Without these subsidies the transmission line would have little hope of being financed. I have been an outspoken opponent of NYRI’s nearly 200-mile web of wires, transmission towers, and other eyesores since the utility first decided to darken the skies over towns in Oneida County in 2006. Now that its latest attempt at a comeback has thankfully been turned down, it’s instructive to examine this utility’s sordid history in order to remain resolved that the residents of Central New York will never allow it in our community again.

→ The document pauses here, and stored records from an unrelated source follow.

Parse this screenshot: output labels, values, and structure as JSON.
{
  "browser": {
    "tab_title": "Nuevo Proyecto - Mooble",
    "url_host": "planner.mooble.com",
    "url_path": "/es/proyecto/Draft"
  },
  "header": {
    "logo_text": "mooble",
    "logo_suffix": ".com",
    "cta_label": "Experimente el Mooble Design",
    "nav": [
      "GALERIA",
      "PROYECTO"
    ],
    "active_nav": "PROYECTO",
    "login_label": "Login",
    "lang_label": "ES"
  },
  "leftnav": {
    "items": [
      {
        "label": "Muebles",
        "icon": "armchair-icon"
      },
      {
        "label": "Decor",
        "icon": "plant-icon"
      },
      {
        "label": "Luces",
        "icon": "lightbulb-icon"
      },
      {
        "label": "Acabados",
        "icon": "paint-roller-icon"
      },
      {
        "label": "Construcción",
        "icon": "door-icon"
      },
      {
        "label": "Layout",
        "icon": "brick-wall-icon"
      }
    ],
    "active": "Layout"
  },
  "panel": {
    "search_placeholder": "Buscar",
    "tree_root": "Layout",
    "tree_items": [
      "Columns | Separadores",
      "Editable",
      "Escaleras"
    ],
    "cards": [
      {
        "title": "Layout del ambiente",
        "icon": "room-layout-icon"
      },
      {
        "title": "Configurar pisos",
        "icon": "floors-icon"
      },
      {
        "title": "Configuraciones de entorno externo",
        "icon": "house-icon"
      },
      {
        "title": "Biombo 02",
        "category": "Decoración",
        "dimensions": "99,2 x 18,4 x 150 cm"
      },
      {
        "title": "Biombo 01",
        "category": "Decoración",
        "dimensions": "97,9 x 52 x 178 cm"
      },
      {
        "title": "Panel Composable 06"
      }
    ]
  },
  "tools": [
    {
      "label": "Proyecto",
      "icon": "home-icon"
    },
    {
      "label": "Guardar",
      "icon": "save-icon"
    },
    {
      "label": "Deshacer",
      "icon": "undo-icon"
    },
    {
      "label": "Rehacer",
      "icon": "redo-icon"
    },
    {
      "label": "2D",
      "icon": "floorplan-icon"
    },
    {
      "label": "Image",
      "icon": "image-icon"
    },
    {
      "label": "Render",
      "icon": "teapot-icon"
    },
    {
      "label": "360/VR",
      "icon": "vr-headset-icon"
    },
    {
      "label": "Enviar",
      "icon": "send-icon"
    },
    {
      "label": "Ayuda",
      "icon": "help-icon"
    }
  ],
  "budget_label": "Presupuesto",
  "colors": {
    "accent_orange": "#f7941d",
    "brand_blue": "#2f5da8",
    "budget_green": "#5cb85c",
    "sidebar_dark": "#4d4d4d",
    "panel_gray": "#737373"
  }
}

NYRI has waged an ongoing battle against residents of Oneida County in its quest to run a $1.62 billion power project from our area to New Windsor. Despite public forums and countless newspaper editorials to the contrary, the development company stubbornly considered above-ground transmission lines to be the only option, even calling on private property owners to “sacrifice for the majority, if it’s needed…” There never seemed to be any compelling need to force this project on our families and ratepayers, according to a 2007 study conducted by the New York Independent System Operator (NYISO), a federally regulated agency which oversees the state’s electricity grid.
According to its Comprehensive Reliability Plan, NYISO concluded that there are already enough energy projects in the works to reliably meet New York energy needs until 2016, four years after NYRI said the state’s electricity-transmission congestion would hit critical mass.
As public pressure mounted and funding dried up, NYRI became increasingly demanding of its presumptive ratepayers. For many families in Central New York the utility was asking that the state force us to pay higher electricity rates for a misguided transmission line we rejected from the start. The laws governing NYISO state that for any developers to recover their construction and operating costs through ratepayers would require that 80 percent of weighted votes for the entities selling the electricity support the action. This did not sit well with one of the biggest of those energy companies, Con Edison, who rightly balked at the idea of passing on high costs to new customers.
After New Yorkers said no to NYRI, the company went back to the federal government, declaring our laws and regulators such as the Public Service Commission, the body charged with utilities’ oversight, irrelevant. FERC’s final decision puts the lie to NYRI’s claim that its project was about New Yorkers’ energy needs. It was about making money, plain and simple, and using federal power to undue state protections. The plug has been pulled on NYRI, probably forever, and suddenly the future looks bright again in Central New York.